• GreenTeaRedFlag [any]
      ·
      1 year ago

      I don't see that as sad. Also, even if we lived four hundred years we'd still need to write things down because we'd eventually die.

  • Tankiedesantski [he/him]
    ·
    1 year ago

    In 150 years historians will be lamenting that we recorded everything we did and now they have to sift through terrabytes of memes, pointless arguments, and outright misdirection to get at anything resembling truth.

  • Blapoo@lemmy.ml
    ·
    1 year ago

    Sometimes, when hiking, I'll see something incredible, and when I go to capture it in a photo, it just doesn't come out the same.

    Those vistas are allllll for me

    • CantaloupeAss [comrade/them]
      ·
      1 year ago

      The photo will never replicate the experience, but you can use it as a cue to go back to that place in your mind!

      • Blapoo@lemmy.ml
        ·
        1 year ago

        Agreed. Partially. I find myself looking back at pics and experiencing something much different.

        Similarly, I can retrace a route again and see things I completely missed before. Memory is fun :)

  • Chapo_is_Red [he/him]
    ·
    edit-2
    1 year ago

    “In a way [my undertaking] is an entirely original science. In fact, I have not come across a discussion along these lines anywhere. I do not know if this is because people have been unaware of it...[but] perhaps [people] have written exhaustively on this topic, and their work did not reach us... The knowledge that has not come down to us is, after all, larger than the knowledge that has. Where are the sciences of the Persians...the Chaldaeans, the Syrians, the Babylonians...the Copts and their predecessors? The sciences of only one people, the Greeks, have come down to us...as for the sciences of others, nothing remains.”

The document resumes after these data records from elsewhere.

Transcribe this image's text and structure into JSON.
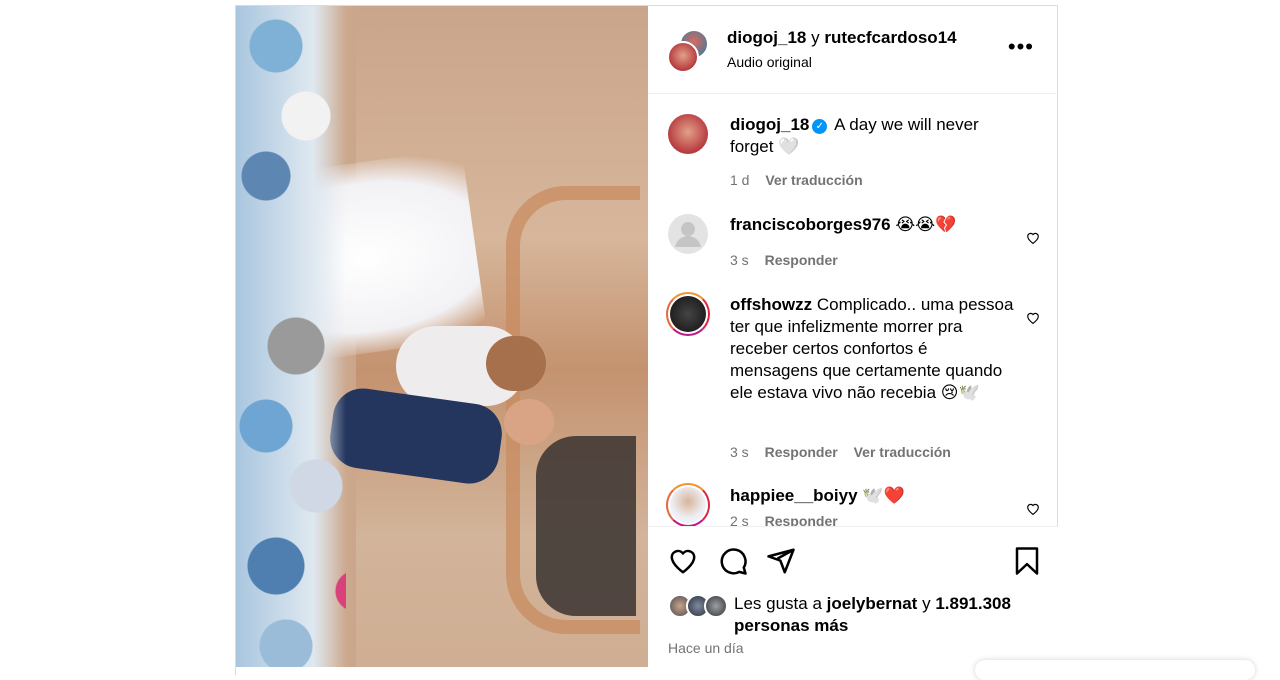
{
  "header": {
    "user1": "diogoj_18",
    "connector": "y",
    "user2": "rutecfcardoso14",
    "audio": "Audio original",
    "more_label": "•••"
  },
  "caption": {
    "user": "diogoj_18",
    "text": "A day we will never forget 🤍",
    "time": "1 d",
    "translate": "Ver traducción"
  },
  "comments": [
    {
      "user": "franciscoborges976",
      "text": "😭😭💔",
      "time": "3 s",
      "reply": "Responder"
    },
    {
      "user": "offshowzz",
      "text": "Complicado.. uma pessoa ter que infelizmente morrer pra receber certos confortos é mensagens que certamente quando ele estava vivo não recebia 😢🕊️",
      "time": "3 s",
      "reply": "Responder",
      "translate": "Ver traducción"
    },
    {
      "user": "happiee__boiyy",
      "text": "🕊️❤️",
      "time": "2 s",
      "reply": "Responder"
    }
  ],
  "likes": {
    "prefix": "Les gusta a",
    "user": "joelybernat",
    "connector": "y",
    "count": "1.891.308",
    "suffix": "personas más"
  },
  "posted": "Hace un día",
  "colors": {
    "verified": "#0095f6",
    "meta_gray": "#737373",
    "border": "#dbdbdb"
  },
  "icons": [
    "heart-icon",
    "comment-icon",
    "share-icon",
    "bookmark-icon",
    "more-icon",
    "verified-icon"
  ]
}
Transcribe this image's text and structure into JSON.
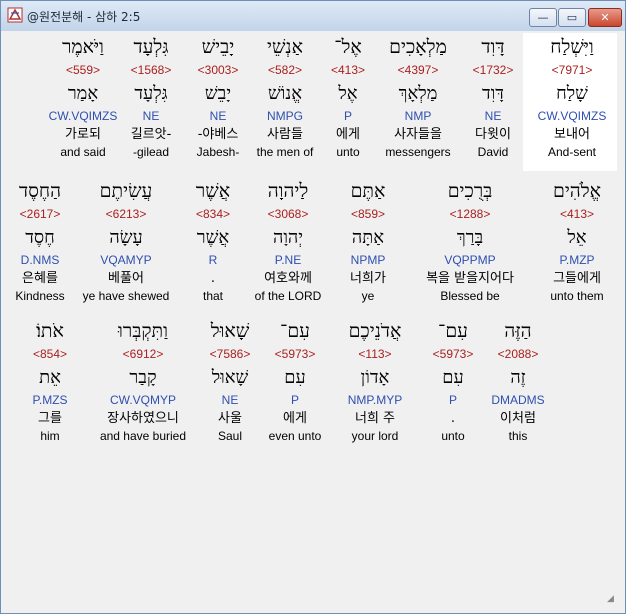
{
  "window": {
    "title": "@원전분해 - 삼하 2:5",
    "min_label": "—",
    "max_label": "▭",
    "close_label": "✕"
  },
  "rows": [
    {
      "words": [
        {
          "heb": "וַיִּשְׁלַח",
          "strong": "<7971>",
          "lemma": "שָׁלַח",
          "parse": "CW.VQIMZS",
          "kor": "보내어",
          "eng": "And-sent"
        },
        {
          "heb": "דָּוִד",
          "strong": "<1732>",
          "lemma": "דָּוִד",
          "parse": "NE",
          "kor": "다윗이",
          "eng": "David"
        },
        {
          "heb": "מַלְאָכִים",
          "strong": "<4397>",
          "lemma": "מַלְאָךְ",
          "parse": "NMP",
          "kor": "사자들을",
          "eng": "messengers"
        },
        {
          "heb": "אֶל־",
          "strong": "<413>",
          "lemma": "אֶל",
          "parse": "P",
          "kor": "에게",
          "eng": "unto"
        },
        {
          "heb": "אַנְשֵׁי",
          "strong": "<582>",
          "lemma": "אֱנוֹשׁ",
          "parse": "NMPG",
          "kor": "사람들",
          "eng": "the men of"
        },
        {
          "heb": "יָבֵישׁ",
          "strong": "<3003>",
          "lemma": "יָבֵשׁ",
          "parse": "NE",
          "kor": "-야베스",
          "eng": "Jabesh-"
        },
        {
          "heb": "גִּלְעָד",
          "strong": "<1568>",
          "lemma": "גִּלְעָד",
          "parse": "NE",
          "kor": "길르앗-",
          "eng": "-gilead"
        },
        {
          "heb": "וַיֹּאמֶר",
          "strong": "<559>",
          "lemma": "אָמַר",
          "parse": "CW.VQIMZS",
          "kor": "가로되",
          "eng": "and said"
        }
      ]
    },
    {
      "words": [
        {
          "heb": "אֱלֹהִים",
          "strong": "<413>",
          "lemma": "אֵל",
          "parse": "P.MZP",
          "kor": "그들에게",
          "eng": "unto them"
        },
        {
          "heb": "בְּרֻכִים",
          "strong": "<1288>",
          "lemma": "בָּרַךְ",
          "parse": "VQPPMP",
          "kor": "복을 받을지어다",
          "eng": "Blessed be"
        },
        {
          "heb": "אַתֶּם",
          "strong": "<859>",
          "lemma": "אַתָּה",
          "parse": "NPMP",
          "kor": "너희가",
          "eng": "ye"
        },
        {
          "heb": "לַיהוָה",
          "strong": "<3068>",
          "lemma": "יְהוָה",
          "parse": "P.NE",
          "kor": "여호와께",
          "eng": "of the LORD"
        },
        {
          "heb": "אֲשֶׁר",
          "strong": "<834>",
          "lemma": "אֲשֶׁר",
          "parse": "R",
          "kor": ".",
          "eng": "that"
        },
        {
          "heb": "עֲשִׂיתֶם",
          "strong": "<6213>",
          "lemma": "עָשָׂה",
          "parse": "VQAMYP",
          "kor": "베풀어",
          "eng": "ye have shewed"
        },
        {
          "heb": "הַחֶסֶד",
          "strong": "<2617>",
          "lemma": "חֶסֶד",
          "parse": "D.NMS",
          "kor": "은혜를",
          "eng": "Kindness"
        }
      ]
    },
    {
      "words": [
        {
          "heb": "הַזֶּה",
          "strong": "<2088>",
          "lemma": "זֶה",
          "parse": "DMADMS",
          "kor": "이처럼",
          "eng": "this"
        },
        {
          "heb": "עִם־",
          "strong": "<5973>",
          "lemma": "עִם",
          "parse": "P",
          "kor": ".",
          "eng": "unto"
        },
        {
          "heb": "אֲדֹנֵיכֶם",
          "strong": "<113>",
          "lemma": "אָדוֹן",
          "parse": "NMP.MYP",
          "kor": "너희 주",
          "eng": "your lord"
        },
        {
          "heb": "עִם־",
          "strong": "<5973>",
          "lemma": "עִם",
          "parse": "P",
          "kor": "에게",
          "eng": "even unto"
        },
        {
          "heb": "שָׁאוּל",
          "strong": "<7586>",
          "lemma": "שָׁאוּל",
          "parse": "NE",
          "kor": "사울",
          "eng": "Saul"
        },
        {
          "heb": "וַתִּקְבְּרוּ",
          "strong": "<6912>",
          "lemma": "קָבַר",
          "parse": "CW.VQMYP",
          "kor": "장사하였으니",
          "eng": "and have buried"
        },
        {
          "heb": "אֹתוֹ׃",
          "strong": "<854>",
          "lemma": "אֵת",
          "parse": "P.MZS",
          "kor": "그를",
          "eng": "him"
        }
      ]
    }
  ]
}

    Ibn Khaldun, 1332-1406 (as translated by Rosenthal)

      • Chapo_is_Red [he/him]
        ·
        1 year ago

        To my knowledge, most of it from antiquity was lost. Whish is what Ibn Khaldun was speaking about, not the scholarship for the Islamic period.

        • GarbageShoot [he/him]
          ·
          edit-2
          1 year ago

          To clarify, I did mean the pre-Islamic Persians, but it looks like you're right. There is evidence of engineering achievements but a lot was lost.

  • mayo_cider [he/him]
    ·
    1 year ago

    I see it the other way around, we managed to pass on civilization for our children for 90% of the history without writing it down

  • Faresh@lemmy.ml
    ·
    1 year ago

    I don't think your title is grammatically correct. «very» starts with a consonant and therefore should be «Does it not pierce thy very heart?».

    • GarbageShoot [he/him]
      ·
      1 year ago

      The one good thing about leddit is that someone else usually writes comments like this, meaning I don't feel compelled to.

  • Wage_slave@lemmy.ml
    ·
    1 year ago

    And you are ultimately going to die as part of that 90% that won't be remembered for anything at all no matter how big of a deal you view yourself in any form function or manner.

    Me too. It won't be so bad. Unless they check the hard drive. Oh buddy then we're historically remembered. Like, that's a lotta porn.

    • grahamja@reddthat.com
      ·
      1 year ago

      The thought of having your digital foot print live on forever was kind of neat, but most of it wasn't worth remembering or will probably get deleted after a few decades anyways. Future generations will ever know about the witty banter on yahoo answers.

    • 7bicycles [he/him]
      ·
      1 year ago

      Oh buddy then we're historically remembered. Like, that's a lotta porn.